In an unprecedented international campaign to organize garment
workers, unions in the United States, Asia and Central America are
joining with student and religious groups to target the real powers
in the global apparel business: big brand-name merchandisers like
Eddie Bauer, Ann Taylor, Gap, J. Crew, Abercrombie & Fitch and the
major retail chains.
The clothing industry has changed dramatically in the past few
decades: Roughly 30 major retailers now dominate the business, subcontracting
work to thousands of workplaces employing 2 million people in 150
countries, whether in massive factories in China or Indonesia, highly
mobile small workshops in Central America, or even individual homework
in the United States. "Retailers led by the Wal-Marts of the world
determine the price, and the contractors have no choice," says new
UNITE President Bruce Raynor,
who is spearheading the global organizing drive. "It's their decision
whether a product will be made in a sweatshop."
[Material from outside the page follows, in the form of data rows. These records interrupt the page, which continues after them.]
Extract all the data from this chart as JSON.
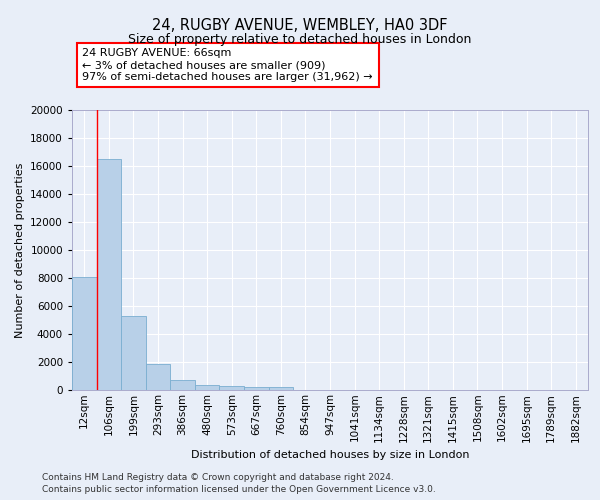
{
  "title": "24, RUGBY AVENUE, WEMBLEY, HA0 3DF",
  "subtitle": "Size of property relative to detached houses in London",
  "xlabel": "Distribution of detached houses by size in London",
  "ylabel": "Number of detached properties",
  "categories": [
    "12sqm",
    "106sqm",
    "199sqm",
    "293sqm",
    "386sqm",
    "480sqm",
    "573sqm",
    "667sqm",
    "760sqm",
    "854sqm",
    "947sqm",
    "1041sqm",
    "1134sqm",
    "1228sqm",
    "1321sqm",
    "1415sqm",
    "1508sqm",
    "1602sqm",
    "1695sqm",
    "1789sqm",
    "1882sqm"
  ],
  "values": [
    8100,
    16500,
    5300,
    1850,
    750,
    330,
    270,
    230,
    200,
    0,
    0,
    0,
    0,
    0,
    0,
    0,
    0,
    0,
    0,
    0,
    0
  ],
  "bar_color": "#b8d0e8",
  "bar_edge_color": "#7aaed0",
  "annotation_text": "24 RUGBY AVENUE: 66sqm\n← 3% of detached houses are smaller (909)\n97% of semi-detached houses are larger (31,962) →",
  "background_color": "#e8eef8",
  "plot_bg_color": "#e8eef8",
  "ylim": [
    0,
    20000
  ],
  "yticks": [
    0,
    2000,
    4000,
    6000,
    8000,
    10000,
    12000,
    14000,
    16000,
    18000,
    20000
  ],
  "footer_line1": "Contains HM Land Registry data © Crown copyright and database right 2024.",
  "footer_line2": "Contains public sector information licensed under the Open Government Licence v3.0.",
  "grid_color": "#ffffff",
  "title_fontsize": 10.5,
  "subtitle_fontsize": 9,
  "axis_label_fontsize": 8,
  "tick_fontsize": 7.5,
  "footer_fontsize": 6.5
}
UNITE estimates that 80 percent of the workers producing clothing
for U.S. retailers "are working under conditions that systematically
violate local and international law." "Retailers know if a seam
is one-eighth inch off, but they say they don't know it's made with
child labor," Raynor says. "Bullshit. They know exactly what's going
on, and we'll hold them accountable."
Beyond fashion and style, retailers increasingly are selling their
brand image, and none of them wants its hipness compromised by association
with child labor, prison labor, unsafe working conditions or sexual
exploitation. The new retailer campaign, building on the anti-sweatshop
efforts focused on individual companies like Nike, aims to tackle
the entire industry.
Economist Robert Pollin estimates that only about $55 of the $1,831
spent annually by the average American family on clothing actually
goes to production workers. Quadrupling worker wages would cost
each family of four a little over $150. Surveys show that 85 percent
of Americans say they would willingly pay more for clothes to make
sure they weren't made under sweatshop conditions.
The UNITE campaign is starting with publicity and demonstrations
aimed at roughly 10 companies, drawing on mobilization of campus
and church supporters--especially a new Progressive Religious Partnership--as
well as UNITE's own members. The field will be narrowed to one principal
target for the all-important Christmas season, based on consultations
with allies around the world and on how willing each company is
to negotiate with UNITE and its partners. (At least one major retailer
has already approached the union to discuss how to improve conditions
in contractor factories and avoid being targeted.)
UNITE expects retailers to support a living wage, safe working
conditions and the right of workers to organize a union. In July,
for example, UNITE and other groups persuaded Liz Claiborne to issue
a statement supporting the right to organize a union at two factories
in Guatemala where pro-union workers had been physically attacked,
forced to resign and threatened with death, apparently with the
encouragement of the Korean contractors. After the statement, the
union workers were able to return to their jobs.
UNITE also wants to persuade retailers to direct more of their
domestic work to union shops. This would be a prelude to new organizing
of domestic companies, but UNITE has no plans for a massive organizing
drive targeting one company, as it did several years ago with GUESS--which
promptly shifted most of its jeans production to Mexico as the union
gained ground in its Los Angeles factories. Traditional organizing
efforts don't "deal with the reality retailers have created," says
UNITE organizing director Mark Fleishman, but if the new Global
Justice for Garment Workers campaign is successful, "we'll organize
here."
UNITE recognizes that such a campaign must deliver victories for
its partners overseas, which now include unions or workers rights
groups in Thailand, Guatemala, Nicaragua, Mexico, Dominican Republic,
Hong Kong and Canada. Fleishman envisions unions in each of these
countries increasingly coordinating work and sharing information
in organizing drives, taking advantage of the leverage that UNITE
can negotiate in advance with the major retailers through its campaign
to pressure the industry.
Because the dynamics of the industry affect every company, UNITE
hopes to change the rules of the business rather than try to find
a few good companies and certify their behavior. It has criticized
most of the efforts to set codes and invite monitors to inspect
factories, arguing that ultimately workers organized in unions must
be able to bargain with employers and enforce standards in their
own workplaces.
Although raising standards overseas may help the apparel industry
in the United States, "work isn't going to come back to the United
States from Central America, Cambodia or China," acknowledges UNITE
Vice President Susan Cowell. "The globalization of the industry
is complete and irreversible. What is still to be determined is
what the conditions are like everywhere, what regulatory apparatus,
what rights, what rules of the game. Unless we change the rules,
it will be bad for the industry everywhere."